A medida elimina a cobrança de tributos federais sobre o diesel e, ao mesmo tempo, aumenta a alíquota sobre as exportações de petróleo. A estratégia do governo é compensar a perda de arrecadação provocada pela redução dos impostos internos, mantendo o equilíbrio fiscal enquanto tenta conter pressões inflacionárias.
Segundo o economista Hugo Garbe, a redução tributária pode levar à queda no preço final do combustível, mas o repasse ao consumidor dificilmente ocorre de maneira imediata ou integral.
De acordo com ele, o valor pago nos postos depende de diferentes etapas da cadeia produtiva, que incluem refinaria ou importação, distribuição, transporte e revenda, cada uma com margens próprias.
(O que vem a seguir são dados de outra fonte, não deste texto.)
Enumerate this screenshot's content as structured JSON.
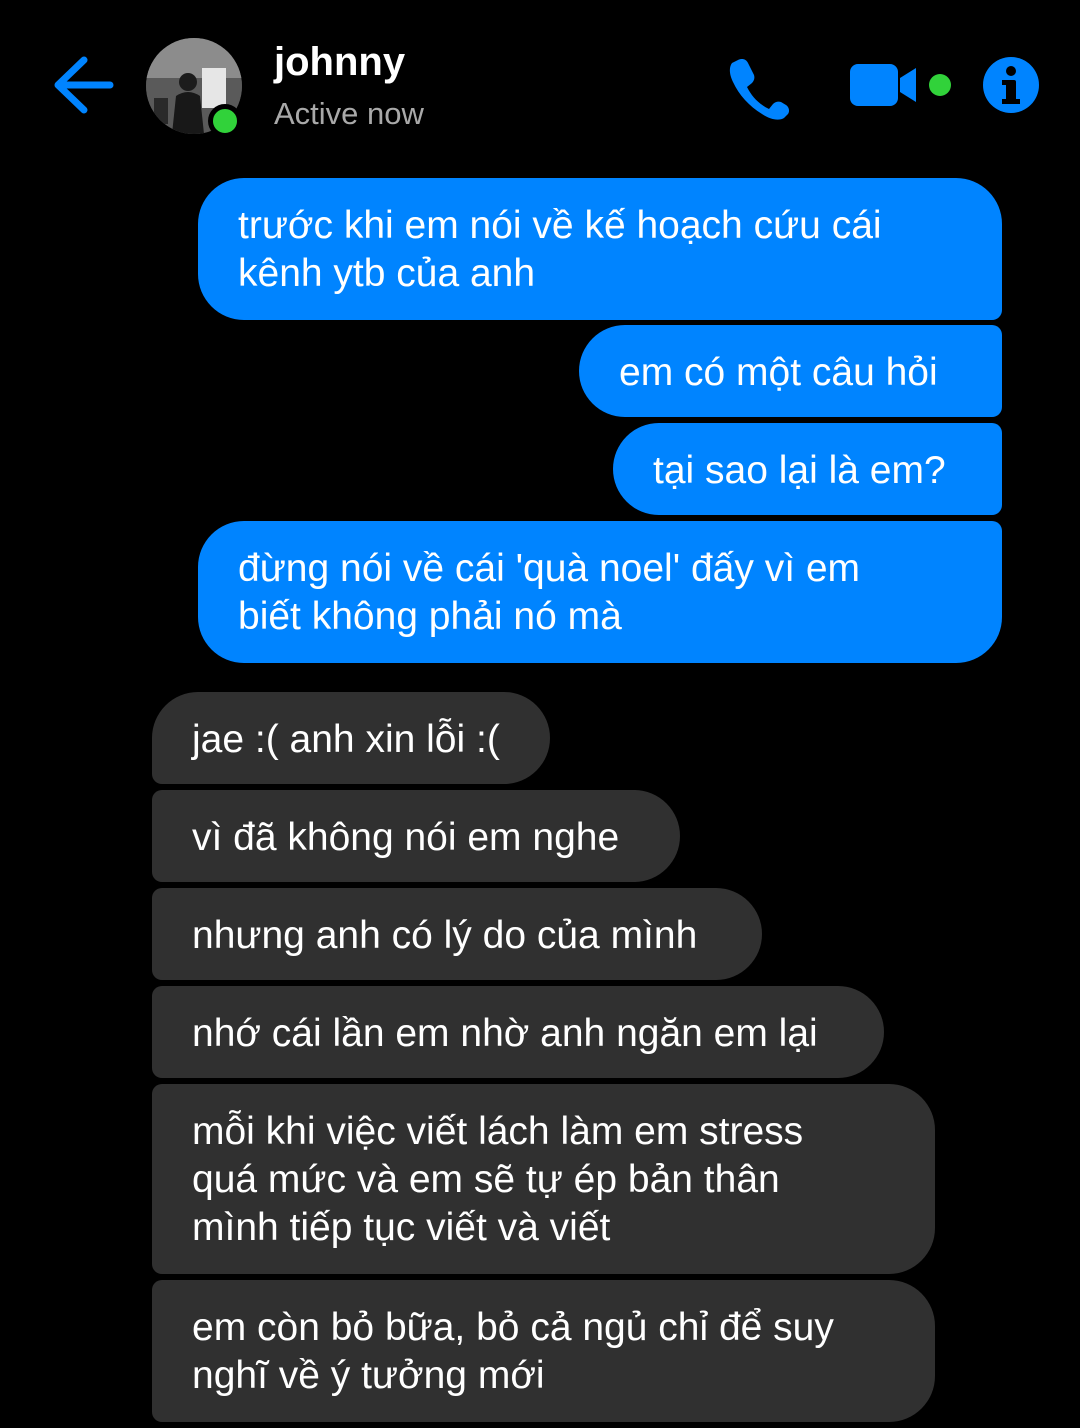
{
  "header": {
    "contact_name": "johnny",
    "status": "Active now",
    "icons": [
      "back-arrow-icon",
      "phone-icon",
      "video-camera-icon",
      "info-icon"
    ],
    "accent_color": "#0084ff",
    "online_color": "#31d23a"
  },
  "messages": {
    "outgoing": [
      {
        "lines": [
          "trước khi em nói về kế hoạch cứu cái",
          "kênh ytb của anh"
        ]
      },
      {
        "lines": [
          "em có một câu hỏi"
        ]
      },
      {
        "lines": [
          "tại sao lại là em?"
        ]
      },
      {
        "lines": [
          "đừng nói về cái 'quà noel' đấy vì em",
          "biết không phải nó mà"
        ]
      }
    ],
    "incoming": [
      {
        "lines": [
          "jae :( anh xin lỗi :("
        ]
      },
      {
        "lines": [
          "vì đã không nói em nghe"
        ]
      },
      {
        "lines": [
          "nhưng anh có lý do của mình"
        ]
      },
      {
        "lines": [
          "nhớ cái lần em nhờ anh ngăn em lại"
        ]
      },
      {
        "lines": [
          "mỗi khi việc viết lách làm em stress",
          "quá mức và em sẽ tự ép bản thân",
          "mình tiếp tục viết và viết"
        ]
      },
      {
        "lines": [
          "em còn bỏ bữa, bỏ cả ngủ chỉ để suy",
          "nghĩ về ý tưởng mới"
        ]
      }
    ],
    "outgoing_color": "#0084ff",
    "incoming_color": "#303030"
  }
}
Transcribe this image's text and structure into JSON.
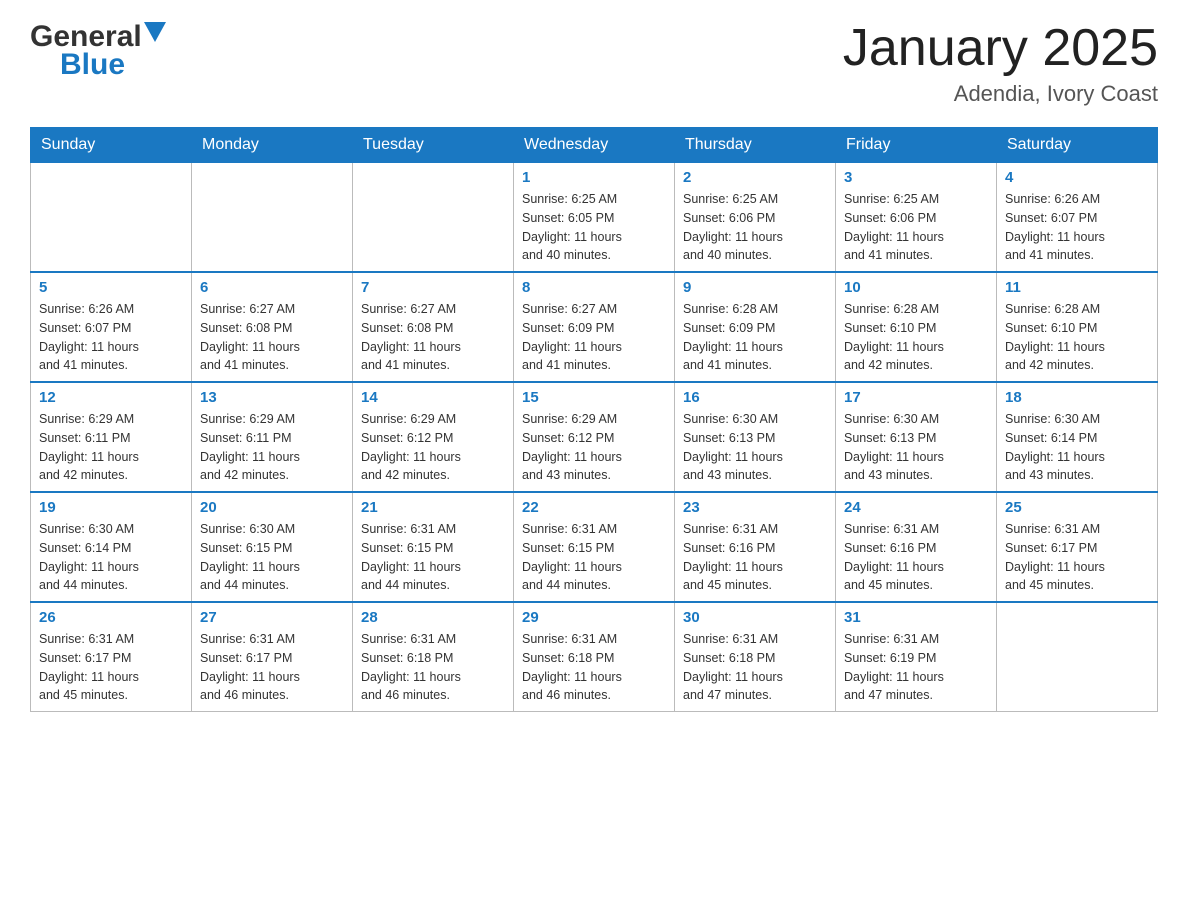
{
  "header": {
    "logo_general": "General",
    "logo_blue": "Blue",
    "month_title": "January 2025",
    "location": "Adendia, Ivory Coast"
  },
  "days_of_week": [
    "Sunday",
    "Monday",
    "Tuesday",
    "Wednesday",
    "Thursday",
    "Friday",
    "Saturday"
  ],
  "weeks": [
    [
      {
        "day": "",
        "info": ""
      },
      {
        "day": "",
        "info": ""
      },
      {
        "day": "",
        "info": ""
      },
      {
        "day": "1",
        "info": "Sunrise: 6:25 AM\nSunset: 6:05 PM\nDaylight: 11 hours\nand 40 minutes."
      },
      {
        "day": "2",
        "info": "Sunrise: 6:25 AM\nSunset: 6:06 PM\nDaylight: 11 hours\nand 40 minutes."
      },
      {
        "day": "3",
        "info": "Sunrise: 6:25 AM\nSunset: 6:06 PM\nDaylight: 11 hours\nand 41 minutes."
      },
      {
        "day": "4",
        "info": "Sunrise: 6:26 AM\nSunset: 6:07 PM\nDaylight: 11 hours\nand 41 minutes."
      }
    ],
    [
      {
        "day": "5",
        "info": "Sunrise: 6:26 AM\nSunset: 6:07 PM\nDaylight: 11 hours\nand 41 minutes."
      },
      {
        "day": "6",
        "info": "Sunrise: 6:27 AM\nSunset: 6:08 PM\nDaylight: 11 hours\nand 41 minutes."
      },
      {
        "day": "7",
        "info": "Sunrise: 6:27 AM\nSunset: 6:08 PM\nDaylight: 11 hours\nand 41 minutes."
      },
      {
        "day": "8",
        "info": "Sunrise: 6:27 AM\nSunset: 6:09 PM\nDaylight: 11 hours\nand 41 minutes."
      },
      {
        "day": "9",
        "info": "Sunrise: 6:28 AM\nSunset: 6:09 PM\nDaylight: 11 hours\nand 41 minutes."
      },
      {
        "day": "10",
        "info": "Sunrise: 6:28 AM\nSunset: 6:10 PM\nDaylight: 11 hours\nand 42 minutes."
      },
      {
        "day": "11",
        "info": "Sunrise: 6:28 AM\nSunset: 6:10 PM\nDaylight: 11 hours\nand 42 minutes."
      }
    ],
    [
      {
        "day": "12",
        "info": "Sunrise: 6:29 AM\nSunset: 6:11 PM\nDaylight: 11 hours\nand 42 minutes."
      },
      {
        "day": "13",
        "info": "Sunrise: 6:29 AM\nSunset: 6:11 PM\nDaylight: 11 hours\nand 42 minutes."
      },
      {
        "day": "14",
        "info": "Sunrise: 6:29 AM\nSunset: 6:12 PM\nDaylight: 11 hours\nand 42 minutes."
      },
      {
        "day": "15",
        "info": "Sunrise: 6:29 AM\nSunset: 6:12 PM\nDaylight: 11 hours\nand 43 minutes."
      },
      {
        "day": "16",
        "info": "Sunrise: 6:30 AM\nSunset: 6:13 PM\nDaylight: 11 hours\nand 43 minutes."
      },
      {
        "day": "17",
        "info": "Sunrise: 6:30 AM\nSunset: 6:13 PM\nDaylight: 11 hours\nand 43 minutes."
      },
      {
        "day": "18",
        "info": "Sunrise: 6:30 AM\nSunset: 6:14 PM\nDaylight: 11 hours\nand 43 minutes."
      }
    ],
    [
      {
        "day": "19",
        "info": "Sunrise: 6:30 AM\nSunset: 6:14 PM\nDaylight: 11 hours\nand 44 minutes."
      },
      {
        "day": "20",
        "info": "Sunrise: 6:30 AM\nSunset: 6:15 PM\nDaylight: 11 hours\nand 44 minutes."
      },
      {
        "day": "21",
        "info": "Sunrise: 6:31 AM\nSunset: 6:15 PM\nDaylight: 11 hours\nand 44 minutes."
      },
      {
        "day": "22",
        "info": "Sunrise: 6:31 AM\nSunset: 6:15 PM\nDaylight: 11 hours\nand 44 minutes."
      },
      {
        "day": "23",
        "info": "Sunrise: 6:31 AM\nSunset: 6:16 PM\nDaylight: 11 hours\nand 45 minutes."
      },
      {
        "day": "24",
        "info": "Sunrise: 6:31 AM\nSunset: 6:16 PM\nDaylight: 11 hours\nand 45 minutes."
      },
      {
        "day": "25",
        "info": "Sunrise: 6:31 AM\nSunset: 6:17 PM\nDaylight: 11 hours\nand 45 minutes."
      }
    ],
    [
      {
        "day": "26",
        "info": "Sunrise: 6:31 AM\nSunset: 6:17 PM\nDaylight: 11 hours\nand 45 minutes."
      },
      {
        "day": "27",
        "info": "Sunrise: 6:31 AM\nSunset: 6:17 PM\nDaylight: 11 hours\nand 46 minutes."
      },
      {
        "day": "28",
        "info": "Sunrise: 6:31 AM\nSunset: 6:18 PM\nDaylight: 11 hours\nand 46 minutes."
      },
      {
        "day": "29",
        "info": "Sunrise: 6:31 AM\nSunset: 6:18 PM\nDaylight: 11 hours\nand 46 minutes."
      },
      {
        "day": "30",
        "info": "Sunrise: 6:31 AM\nSunset: 6:18 PM\nDaylight: 11 hours\nand 47 minutes."
      },
      {
        "day": "31",
        "info": "Sunrise: 6:31 AM\nSunset: 6:19 PM\nDaylight: 11 hours\nand 47 minutes."
      },
      {
        "day": "",
        "info": ""
      }
    ]
  ]
}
Além disso, estoques comprados anteriormente por distribuidoras e postos podem retardar a redução percebida pelo consumidor.
Na prática, parte da queda tende a chegar aos preços finais, mas normalmente de forma gradual e, em alguns casos, parcialmente absorvida ao longo da cadeia de comercialização.
Impacto na inflação
Como o diesel é o principal combustível utilizado no transporte rodoviário de cargas no Brasil, a redução de custos pode contribuir para aliviar pressões inflacionárias, ainda que de maneira limitada.
Garbe explica que a forte dependência do país do transporte por rodovias torna o diesel um insumo estratégico para a logística de alimentos, produtos agrícolas e mercadorias industriais. Assim, qualquer redução no combustível pode diminuir custos de frete, embora o preço dos alimentos também dependa de fatores como safra, clima, câmbio e valores internacionais das commodities.
Estratégia fiscal
A elevação da taxação sobre a exportação de petróleo busca capturar parte da renda gerada pelos preços internacionais da commodity e compensar a renúncia fiscal causada pela desoneração do diesel.
Ainda assim, o impacto sobre o mercado doméstico tende a ser limitado. Isso porque, apesar de ser grande exportador de petróleo bruto, o Brasil ainda importa parte relevante do diesel consumido internamente, mantendo os preços ligados ao mercado internacional.
O economista também alerta que a taxação pode gerar distorções caso permaneça por muito tempo, reduzindo marginalmente a atratividade das exportações brasileiras ou levando empresas a revisar estratégias comerciais.
Medida de curto prazo
Para o economista César Bergo, o principal objetivo da iniciativa é evitar que o aumento do diesel pressione ainda mais os custos do transporte e, consequentemente, os preços dos produtos ao consumidor.
Segundo ele, se a redução tributária for totalmente repassada, o diesel poderia cair cerca de R$ 0,60 por litro. No entanto, fatores externos continuam influenciando diretamente o preço dos combustíveis, especialmente a cotação internacional do petróleo e a variação do dólar.
Bergo avalia que a medida tem caráter pontual e busca enfrentar um cenário momentâneo de pressão sobre os preços. Apesar disso, setores dependentes do transporte rodoviário podem sentir algum alívio imediato, enquanto fatores estruturais — como o mercado internacional de petróleo e o câmbio — seguem determinando o comportamento dos combustíveis no país.